UK should ditch the rhetoric and focus on the feasible, say trade experts
By: James Hakner
Last updated: Friday, 30 September 2016
A hundred days after the UK voted to leave the EU, now is the time to ditch the rhetoric and start focusing on what is feasible, trade experts have said.
The scale of the task facing the UK after Brexit is so vast that trade negotiators will need to be pragmatic and practical, relying on handshakes and temporary ‘peace clauses’ to maintain the status quo during negotiations.
That’s the view of experts at the UK Trade Policy Observatory (UKTPO) at the University of Sussex in a new briefing paper on the UK trade landscape after Brexit.
Professor Jim Rollo, who co-authored the new briefing, said: “We’ve heard a lot of grand announcements this summer about Britain forging a new role for itself in the world.
“It’s plain to see that that will have to wait – the UK’s trade negotiators face far more pressing concerns.

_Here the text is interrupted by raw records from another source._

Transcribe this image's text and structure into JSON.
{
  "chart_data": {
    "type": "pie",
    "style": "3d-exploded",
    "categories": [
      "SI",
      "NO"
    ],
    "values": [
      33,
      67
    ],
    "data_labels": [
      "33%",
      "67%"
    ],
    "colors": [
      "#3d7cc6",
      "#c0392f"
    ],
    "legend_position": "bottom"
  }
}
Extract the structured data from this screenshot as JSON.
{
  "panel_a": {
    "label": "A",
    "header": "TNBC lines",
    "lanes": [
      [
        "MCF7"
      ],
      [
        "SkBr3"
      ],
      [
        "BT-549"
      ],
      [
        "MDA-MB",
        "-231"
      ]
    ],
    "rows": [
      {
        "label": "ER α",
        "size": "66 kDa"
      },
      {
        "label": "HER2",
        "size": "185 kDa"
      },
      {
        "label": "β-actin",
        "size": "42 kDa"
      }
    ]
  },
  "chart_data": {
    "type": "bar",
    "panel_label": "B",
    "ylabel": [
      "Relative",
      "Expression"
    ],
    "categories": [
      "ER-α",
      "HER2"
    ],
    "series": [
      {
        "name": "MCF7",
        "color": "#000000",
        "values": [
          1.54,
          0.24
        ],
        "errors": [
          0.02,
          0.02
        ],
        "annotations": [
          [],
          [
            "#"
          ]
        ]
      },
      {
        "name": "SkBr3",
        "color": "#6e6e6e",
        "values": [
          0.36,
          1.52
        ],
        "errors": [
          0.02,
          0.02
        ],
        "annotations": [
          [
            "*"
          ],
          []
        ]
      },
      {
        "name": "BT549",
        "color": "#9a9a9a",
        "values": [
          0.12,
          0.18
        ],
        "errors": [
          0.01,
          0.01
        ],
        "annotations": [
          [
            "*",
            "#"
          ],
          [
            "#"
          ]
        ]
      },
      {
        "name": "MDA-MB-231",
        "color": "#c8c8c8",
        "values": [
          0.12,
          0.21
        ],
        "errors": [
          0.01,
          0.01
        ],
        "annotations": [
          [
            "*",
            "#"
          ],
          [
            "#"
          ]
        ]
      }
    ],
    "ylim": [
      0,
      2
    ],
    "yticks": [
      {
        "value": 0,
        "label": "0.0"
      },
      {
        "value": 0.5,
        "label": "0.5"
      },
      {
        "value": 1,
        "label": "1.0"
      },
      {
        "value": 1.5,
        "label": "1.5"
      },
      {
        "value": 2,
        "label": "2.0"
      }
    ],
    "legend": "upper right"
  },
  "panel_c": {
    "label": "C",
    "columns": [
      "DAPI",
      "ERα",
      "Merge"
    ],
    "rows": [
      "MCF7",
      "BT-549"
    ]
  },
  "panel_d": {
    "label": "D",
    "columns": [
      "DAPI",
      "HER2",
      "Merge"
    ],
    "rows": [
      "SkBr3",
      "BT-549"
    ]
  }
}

“The workload and time pressure that Brexit commands suggest that deciding, let alone negotiating, a completely new regime is unrealistic.
“Our paper focuses on the more mundane question of what may be feasible.”
The briefing paper is the first detailed attempt to scope out the landscape facing trade negotiators following the Brexit vote.
In it, authors Emily Lydgate, a law academic, economist Jim Rollo and international relations expert Rorden Wilkinson provide the most detailed portrayal yet of the months and years ahead. They warn that the most immediate challenges the UK faces arise from its reduced negotiating power as a sole actor, the initial lack of personnel and training in trade negotiation, time pressure, and concerns that the EU will seek to play hardball in order to discourage other member states from leaving the union.
They also say that:
- The UK is faced with the task of negotiating more than 100 new trade agreements if it leaves the EU customs union
- Negotiations with the World Trade Organisation (WTO) and the EU are the most pressing
- Trade partners in regional and bilateral agreements may want to change the terms of their existing agreements
- The UK will need to recruit and train a large body of new specialist staff
- If the UK is to expose its markets to greater competition, it also needs to be ready to help potentially disadvantaged groups at home to adjust
They also propose measures to reduce the negotiation load, including:
- Seeking temporary ‘peace clauses’ to maintain existing terms of trade during negotiations
- Joining existing (or intended) mega-regional agreements, to ease negotiations with third countries; however, doing so may also result in loss of sovereignty
The UKTPO was set up days after the 23 June vote to provide expert commentary and analysis of trade policy as the UK prepares to strike out on its own. It is run in partnership with Chatham House.